Ketika perempuan berbicara tentang lingkungan, yang terbayang bukan sekadar angka emisi atau luasan hutan, melainkan udara yang dihirup anak-anak, air yang diminum keluarga, dan tanah yang kelak diwariskan kepada cucu-cicit.
“Kepedulian saja tidak cukup.
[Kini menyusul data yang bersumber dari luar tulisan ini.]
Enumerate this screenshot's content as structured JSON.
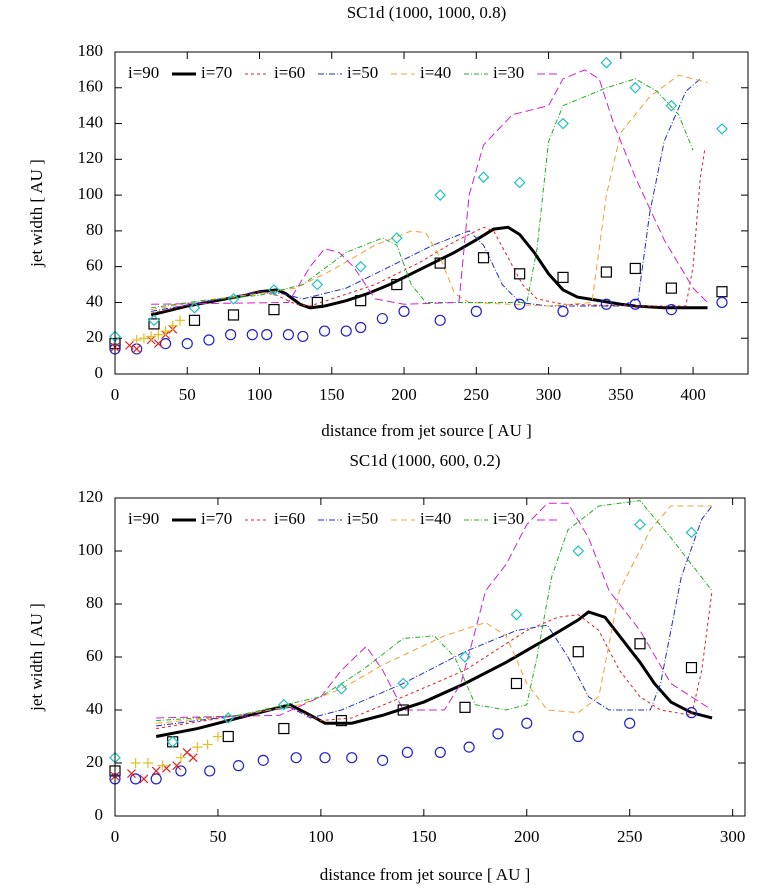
{
  "chart_data": [
    {
      "type": "line",
      "title": "SC1d (1000, 1000, 0.8)",
      "xlabel": "distance from jet source [ AU ]",
      "ylabel": "jet width [ AU ]",
      "xlim": [
        0,
        438
      ],
      "ylim": [
        0,
        180
      ],
      "xticks": [
        0,
        50,
        100,
        150,
        200,
        250,
        300,
        350,
        400
      ],
      "yticks": [
        0,
        20,
        40,
        60,
        80,
        100,
        120,
        140,
        160,
        180
      ],
      "legend": "top",
      "series": [
        {
          "name": "i=90",
          "color": "#000000",
          "width": 3,
          "dash": "none",
          "x": [
            25,
            30,
            50,
            70,
            90,
            100,
            112,
            118,
            128,
            135,
            145,
            160,
            175,
            190,
            205,
            220,
            235,
            250,
            262,
            272,
            280,
            290,
            300,
            310,
            320,
            335,
            350,
            360,
            380,
            410
          ],
          "values": [
            33,
            34,
            38,
            41,
            44,
            46,
            47,
            45,
            39,
            37,
            38,
            41,
            45,
            50,
            56,
            62,
            68,
            75,
            81,
            82,
            78,
            68,
            56,
            47,
            43,
            41,
            39,
            38,
            37,
            37
          ]
        },
        {
          "name": "i=70",
          "color": "#e02020",
          "width": 1,
          "dash": "3,3",
          "x": [
            25,
            60,
            100,
            112,
            125,
            135,
            150,
            180,
            210,
            235,
            255,
            262,
            272,
            282,
            292,
            310,
            360,
            395,
            400,
            405,
            408
          ],
          "values": [
            34,
            40,
            46,
            44,
            39,
            38,
            42,
            50,
            62,
            74,
            82,
            80,
            65,
            50,
            42,
            39,
            38,
            38,
            60,
            110,
            125
          ]
        },
        {
          "name": "i=60",
          "color": "#2030c0",
          "width": 1,
          "dash": "6,2,1,2",
          "x": [
            25,
            60,
            100,
            115,
            130,
            160,
            190,
            220,
            245,
            255,
            268,
            280,
            300,
            350,
            362,
            370,
            380,
            395,
            405
          ],
          "values": [
            35,
            40,
            46,
            45,
            42,
            48,
            60,
            72,
            80,
            72,
            50,
            40,
            38,
            38,
            42,
            90,
            130,
            158,
            165
          ]
        },
        {
          "name": "i=50",
          "color": "#f0a030",
          "width": 1,
          "dash": "6,4",
          "x": [
            25,
            60,
            100,
            125,
            150,
            180,
            205,
            215,
            225,
            235,
            245,
            300,
            330,
            340,
            350,
            370,
            390,
            410
          ],
          "values": [
            36,
            41,
            45,
            48,
            58,
            72,
            80,
            79,
            65,
            45,
            40,
            38,
            40,
            100,
            135,
            155,
            167,
            163
          ]
        },
        {
          "name": "i=40",
          "color": "#20b020",
          "width": 1,
          "dash": "5,2,1,2",
          "x": [
            25,
            60,
            100,
            130,
            160,
            185,
            195,
            205,
            215,
            285,
            292,
            300,
            310,
            340,
            360,
            375,
            390,
            400
          ],
          "values": [
            37,
            41,
            44,
            50,
            68,
            76,
            72,
            50,
            40,
            40,
            70,
            130,
            150,
            160,
            165,
            158,
            145,
            125
          ]
        },
        {
          "name": "i=30",
          "color": "#d020d0",
          "width": 1,
          "dash": "8,4",
          "x": [
            25,
            120,
            135,
            145,
            155,
            165,
            180,
            200,
            238,
            245,
            255,
            275,
            300,
            310,
            325,
            335,
            345,
            360,
            380,
            400,
            410
          ],
          "values": [
            39,
            40,
            60,
            70,
            68,
            60,
            42,
            39,
            40,
            100,
            128,
            145,
            150,
            165,
            170,
            165,
            140,
            110,
            75,
            48,
            40
          ]
        },
        {
          "marker": "square",
          "color": "#000000",
          "x": [
            0,
            27,
            55,
            82,
            110,
            140,
            170,
            195,
            225,
            255,
            280,
            310,
            340,
            360,
            385,
            420
          ],
          "values": [
            17,
            28,
            30,
            33,
            36,
            40,
            41,
            50,
            62,
            65,
            56,
            54,
            57,
            59,
            48,
            46
          ]
        },
        {
          "marker": "diamond",
          "color": "#20c0c0",
          "x": [
            0,
            27,
            55,
            82,
            110,
            140,
            170,
            195,
            225,
            255,
            280,
            310,
            340,
            360,
            385,
            420
          ],
          "values": [
            21,
            30,
            37,
            42,
            47,
            50,
            60,
            76,
            100,
            110,
            107,
            140,
            174,
            160,
            150,
            137
          ]
        },
        {
          "marker": "circle",
          "color": "#2020d0",
          "x": [
            0,
            15,
            35,
            50,
            65,
            80,
            95,
            105,
            120,
            130,
            145,
            160,
            170,
            185,
            200,
            225,
            250,
            280,
            310,
            340,
            360,
            385,
            420
          ],
          "values": [
            14,
            14,
            17,
            17,
            19,
            22,
            22,
            22,
            22,
            21,
            24,
            24,
            26,
            31,
            35,
            30,
            35,
            39,
            35,
            39,
            39,
            36,
            40
          ]
        },
        {
          "marker": "cross",
          "color": "#e02020",
          "x": [
            0,
            10,
            15,
            25,
            30,
            35,
            40
          ],
          "values": [
            15,
            16,
            14,
            19,
            17,
            22,
            25
          ]
        },
        {
          "marker": "plus",
          "color": "#e0c020",
          "x": [
            15,
            20,
            25,
            30,
            35,
            40,
            45
          ],
          "values": [
            19,
            20,
            21,
            22,
            24,
            27,
            30
          ]
        }
      ]
    },
    {
      "type": "line",
      "title": "SC1d (1000, 600, 0.2)",
      "xlabel": "distance from jet source [ AU ]",
      "ylabel": "jet width [ AU ]",
      "xlim": [
        0,
        306
      ],
      "ylim": [
        0,
        120
      ],
      "xticks": [
        0,
        50,
        100,
        150,
        200,
        250,
        300
      ],
      "yticks": [
        0,
        20,
        40,
        60,
        80,
        100,
        120
      ],
      "legend": "top",
      "series": [
        {
          "name": "i=90",
          "color": "#000000",
          "width": 3,
          "dash": "none",
          "x": [
            20,
            40,
            60,
            75,
            85,
            95,
            102,
            115,
            130,
            150,
            170,
            190,
            210,
            225,
            230,
            238,
            245,
            255,
            262,
            270,
            280,
            290
          ],
          "values": [
            30,
            33,
            37,
            40,
            42,
            38,
            35,
            35,
            38,
            43,
            50,
            58,
            67,
            74,
            77,
            75,
            68,
            58,
            50,
            43,
            39,
            37
          ]
        },
        {
          "name": "i=70",
          "color": "#e02020",
          "width": 1,
          "dash": "3,3",
          "x": [
            20,
            60,
            85,
            100,
            115,
            140,
            170,
            200,
            215,
            225,
            235,
            245,
            255,
            265,
            280,
            285,
            290
          ],
          "values": [
            33,
            38,
            41,
            36,
            37,
            45,
            55,
            70,
            75,
            76,
            70,
            55,
            45,
            40,
            38,
            55,
            85
          ]
        },
        {
          "name": "i=60",
          "color": "#2030c0",
          "width": 1,
          "dash": "6,2,1,2",
          "x": [
            20,
            60,
            85,
            95,
            110,
            140,
            170,
            195,
            210,
            220,
            230,
            240,
            260,
            265,
            275,
            285,
            290
          ],
          "values": [
            34,
            38,
            41,
            37,
            40,
            50,
            62,
            70,
            72,
            60,
            45,
            40,
            40,
            50,
            90,
            112,
            117
          ]
        },
        {
          "name": "i=50",
          "color": "#f0a030",
          "width": 1,
          "dash": "6,4",
          "x": [
            20,
            60,
            90,
            110,
            130,
            160,
            180,
            190,
            200,
            210,
            225,
            235,
            245,
            260,
            270,
            290
          ],
          "values": [
            35,
            38,
            42,
            48,
            57,
            68,
            73,
            68,
            50,
            40,
            39,
            45,
            85,
            108,
            117,
            117
          ]
        },
        {
          "name": "i=40",
          "color": "#20b020",
          "width": 1,
          "dash": "5,2,1,2",
          "x": [
            20,
            60,
            100,
            120,
            140,
            155,
            165,
            175,
            190,
            200,
            205,
            212,
            220,
            235,
            255,
            270,
            280,
            290
          ],
          "values": [
            36,
            38,
            45,
            55,
            67,
            68,
            60,
            42,
            40,
            42,
            60,
            90,
            108,
            117,
            119,
            105,
            95,
            85
          ]
        },
        {
          "name": "i=30",
          "color": "#d020d0",
          "width": 1,
          "dash": "8,4",
          "x": [
            20,
            80,
            100,
            110,
            122,
            130,
            140,
            160,
            168,
            175,
            180,
            190,
            200,
            210,
            220,
            230,
            240,
            255,
            270,
            290
          ],
          "values": [
            37,
            38,
            45,
            55,
            64,
            55,
            40,
            40,
            50,
            70,
            85,
            95,
            110,
            118,
            118,
            105,
            85,
            70,
            50,
            40
          ]
        },
        {
          "marker": "square",
          "color": "#000000",
          "x": [
            0,
            28,
            55,
            82,
            110,
            140,
            170,
            195,
            225,
            255,
            280
          ],
          "values": [
            17,
            28,
            30,
            33,
            36,
            40,
            41,
            50,
            62,
            65,
            56
          ]
        },
        {
          "marker": "diamond",
          "color": "#20c0c0",
          "x": [
            0,
            28,
            55,
            82,
            110,
            140,
            170,
            195,
            225,
            255,
            280
          ],
          "values": [
            22,
            28,
            37,
            42,
            48,
            50,
            60,
            76,
            100,
            110,
            107
          ]
        },
        {
          "marker": "circle",
          "color": "#2020d0",
          "x": [
            0,
            10,
            20,
            32,
            46,
            60,
            72,
            88,
            102,
            115,
            130,
            142,
            158,
            172,
            186,
            200,
            225,
            250,
            280
          ],
          "values": [
            14,
            14,
            14,
            17,
            17,
            19,
            21,
            22,
            22,
            22,
            21,
            24,
            24,
            26,
            31,
            35,
            30,
            35,
            39
          ]
        },
        {
          "marker": "cross",
          "color": "#e02020",
          "x": [
            0,
            8,
            14,
            20,
            25,
            30,
            35,
            38
          ],
          "values": [
            15,
            16,
            14,
            17,
            18,
            19,
            24,
            22
          ]
        },
        {
          "marker": "plus",
          "color": "#e0c020",
          "x": [
            10,
            16,
            23,
            32,
            40,
            45,
            50
          ],
          "values": [
            20,
            20,
            19,
            22,
            26,
            27,
            30
          ]
        }
      ]
    }
  ]
}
Suara perempuan harus hadir di ruang-ruang tempat keputusan dibuat,” kata Puan.
Baca juga: Walhi dan Anggota DPR Kritik Hasrat Prabowo Perluas Sawit di Papua, Mengulang Bencana Ekologis
Sebab kebijakan tentang tata ruang, energi, hutan, dan air akan menentukan apakah kehidupan tetap berlanjut secara layak atau justru meninggalkan beban bagi generasi berikutnya.
Perempuan tidak diminta menggantikan peran siapa pun. Kehadiran perempuan justru untuk melengkapi cara pandang, agar pembangunan tidak kehilangan sisi kemanusiaannya. Terlebih, hampir setengah penduduk Indonesia adalah perempuan, dengan kebutuhan dan pengalaman hidup yang tak selalu sama.
Di sinilah, menurut dia, Hari Ibu menemukan maknanya hari ini. Bukan sekadar mengenang perjuangan masa lalu, tetapi menegaskan tanggung jawab masa depan. Dari rumah hingga parlemen, dari peran pengasuhan hingga pengambilan keputusan, perempuan membawa satu pesan yang sama: kehidupan harus dijaga.
“Ketika perempuan ikut dilibatkan, alam ikut dilestarikan. Ketika perempuan ikut memutuskan, masa depan ikut diselamatkan,” jelas dia.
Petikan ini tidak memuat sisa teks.